Challenges in global improvement of oral cancer outcomes: findings from rural Northern India
1 Dept. of Oral Health Policy and Epidemiology, Harvard School of Dental Medicine, Harvard, Boston, MA
2 Dept. of Epidemiology, Harvard School of Public Health, Harvard, Boston, MA
3 Dept. of Oral Epidemiology and Biostatistics, Columbia University College for Dental Medicine, Columbia, New York, NY
Tobacco Induced Diseases 2012, 10:5 doi:10.1186/1617-9625-10-5Published: 12 April 2012
In India, 72% of the population resides in rural areas and 30-40% of cancers are found in the oral cavity. The majority of Haryana residents live in villages where inadequate medical facilities, no proper primary care infrastructure or cancer screening tools and high levels of illiteracy all contribute to poor oral cancer (OC) outcomes. In this challenging environment, the objective of this study was to assess the association between various risk factors for OC among referrals for suscipious lesions and to design and pilot test a collaborative community-based effort to identify suspicious lesions for OC.
Setting: Community-based cross sectional OC screening.
Participants: With help from the Department of Health (DOH), Haryana and the local communities, we visited three villages and recruited 761 participants of ages 45-95 years. Participants received a visual oral cancer examination and were interviewed about their dental/medical history and personal habits. Pregnant women, children and males/females below 45 years old with history of OC were excluded.
Main outcome: Presence of a suspicious oral lesion.
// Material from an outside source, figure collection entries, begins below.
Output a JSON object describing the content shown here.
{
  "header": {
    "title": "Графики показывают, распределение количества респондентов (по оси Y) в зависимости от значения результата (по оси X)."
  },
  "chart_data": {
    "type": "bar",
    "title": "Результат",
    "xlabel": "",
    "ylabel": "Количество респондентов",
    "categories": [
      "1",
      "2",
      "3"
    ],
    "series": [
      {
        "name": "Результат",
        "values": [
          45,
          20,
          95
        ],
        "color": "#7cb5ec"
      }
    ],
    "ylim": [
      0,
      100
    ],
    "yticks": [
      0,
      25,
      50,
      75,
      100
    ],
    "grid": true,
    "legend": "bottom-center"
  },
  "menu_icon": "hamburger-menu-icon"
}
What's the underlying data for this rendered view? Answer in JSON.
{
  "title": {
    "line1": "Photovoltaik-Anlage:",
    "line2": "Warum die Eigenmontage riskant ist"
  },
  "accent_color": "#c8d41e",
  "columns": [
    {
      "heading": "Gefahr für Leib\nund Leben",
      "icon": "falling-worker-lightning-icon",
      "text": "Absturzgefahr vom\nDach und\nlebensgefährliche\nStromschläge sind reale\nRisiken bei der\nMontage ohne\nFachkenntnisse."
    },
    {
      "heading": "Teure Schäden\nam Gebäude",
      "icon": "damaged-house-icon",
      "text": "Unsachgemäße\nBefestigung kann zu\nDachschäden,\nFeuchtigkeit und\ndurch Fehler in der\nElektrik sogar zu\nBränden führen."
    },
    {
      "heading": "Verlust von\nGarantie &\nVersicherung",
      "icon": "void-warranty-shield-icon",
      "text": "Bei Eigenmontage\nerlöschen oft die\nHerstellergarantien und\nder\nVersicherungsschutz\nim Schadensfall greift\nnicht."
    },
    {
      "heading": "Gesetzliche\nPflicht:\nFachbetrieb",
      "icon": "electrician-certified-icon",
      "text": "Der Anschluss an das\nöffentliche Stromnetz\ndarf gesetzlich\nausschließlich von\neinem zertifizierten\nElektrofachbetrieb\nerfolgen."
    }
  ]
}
Out of 761 participants, 42 (5.5%) were referred to a local dentist for follow-up of suspicious lesions. Males were referred more than females. The referral group had more bidi and hookah smokers than non smokers as compared to non referral group. The logistic regression analysis revealed that smoking bidi and hookah (OR = 3.06 and 4.42) were statistically significant predictors for suspicious lesions.
Tobacco use of various forms in rural, northern India was found to be quite high and a main risk factor for suspicious lesions. The influence of both the DOH and community participation was crucial in motivating people to seek care for OC.